Intelligent, precious, sacred, fascinating. These are not words often used to describe pigs. But for Bob Comis, a pig farmer in Upstate New York and the lead character of the new documentary The Last Pig, those adjectives are perfect.

If that’s true, he asks in the film, why am I leading them to slaughter? Massachusetts native Allison Argo, producer/director/writer of the film, captures Comis’ personal upheaval as he realizes after years of raising pigs that he can no longer bear the ultimate act of betrayal. The film airs on GBH 2 at 9pm on July 15.

The winner of dozens of awards around the world, The Last Pig brings viewers into the realities and drama of Comis’ last year on the pig farm. With her portfolio of National Geographic and PBS Nature films, Argo has dedicated her career to capturing the lives of animals and the interconnections between all living things.

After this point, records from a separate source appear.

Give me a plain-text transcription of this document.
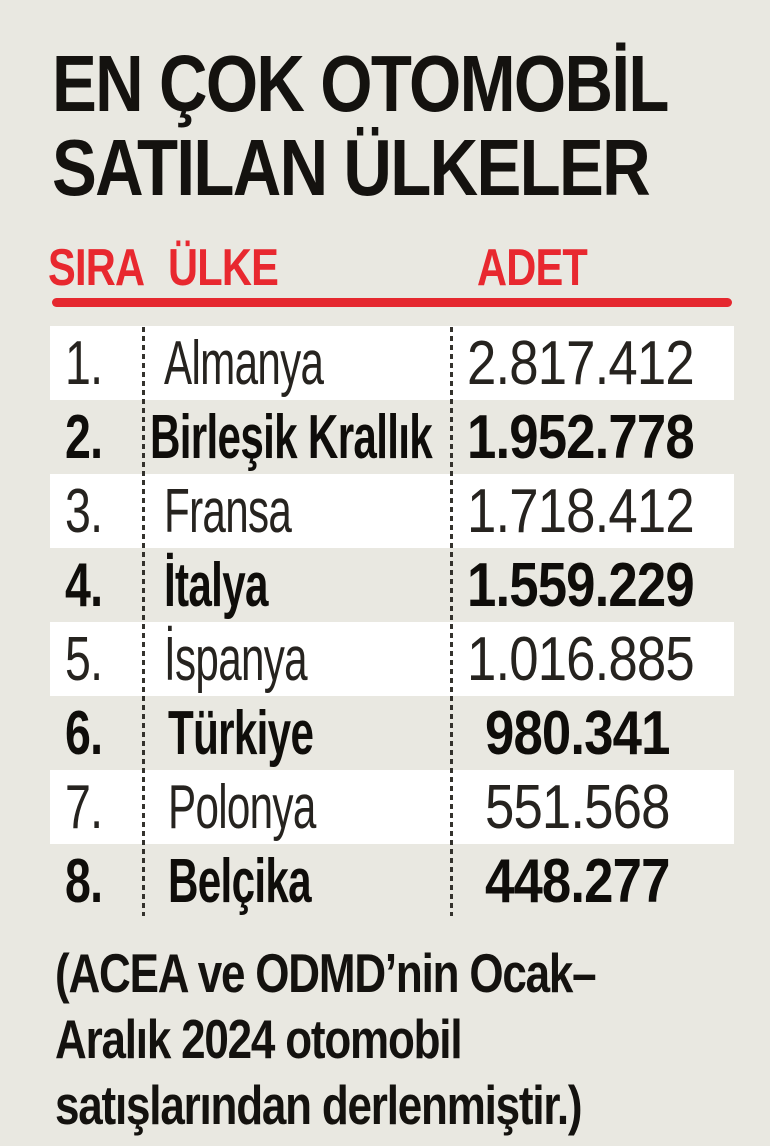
EN ÇOK OTOMOBİL
SATILAN ÜLKELER
SIRA ÜLKE	ADET
1. Almanya	2.817.412
2. Birleşik Krallık 1.952.778
3. Fransa	1.718.412
4. İtalya	1.559.229
5. İspanya	1.016.885
6.	Türkiye	980.341
7.	Polonya	551.568
8.	Belçika	448.277
(ACEA ve ODMD’nin Ocak–
Aralık 2024 otomobil
satışlarından derlenmiştir.)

“If we look around us and ask which animals suffer the most in our society, it has to be the ones that are trapped and used in farming — especially factory farming,” says Argo. “For years I grappled with how I could bring this story to public attention without it being too graphic and disturbing.”

When she discovered Comis’ writings about his ethical crisis, she knew he would be the perfect narrator. “I was so moved by his openness and willingness to put his deepest feelings out there for the world to see,” she says. She visited him at his farm, and after a few hours of conversation, he agreed to be filmed.

“He knew my work, which helped, but I was amazed that he would trust the most intimate details with us.” The connection was instant, said Comis.

“When we sat down, it was like love at first word,” he said. “It was like the heartbeat of the film could already be heard.”

Over nine months, Argo and cinematographer Joseph Brunette filmed at the farm for a week each month. “We wanted this film to be extremely immersive and experiential so that viewers would feel like they were actually on the farm with the pigs and identify with the farmer’s emotional journey,” says Argo. She also opted to use more of Comis’ voice than showing his on-camera interviews.

A woman sits down and rests her head on a black pig.
Director Argo with Clifford
Tracey Stabile

“I wanted the farmer’s voice to speak directly to the audience, as if his subconscious is a voice in your ear,” she says.

Argo said she hopes the film moves people to take stock of their lives and values. “I hope it inspires people to dig around and ask, ‘Am I living my life aligned with my values?’ ‘Do I need to make some adjustments?’”

She grew up in Orleans on Cape Cod, where her parents ran a summer theater. “I think that’s why I got into film. As a child watching those plays, I was just absorbing what storytelling is, with heroes and villains navigating life’s struggles,” Argo says.

“Bob is a very, very quiet man, a great listener and a very deep thinker,” she says. “He opens his mind and heart to us.”

The Last Pig airs on GBH 2 at 9pm on July 15.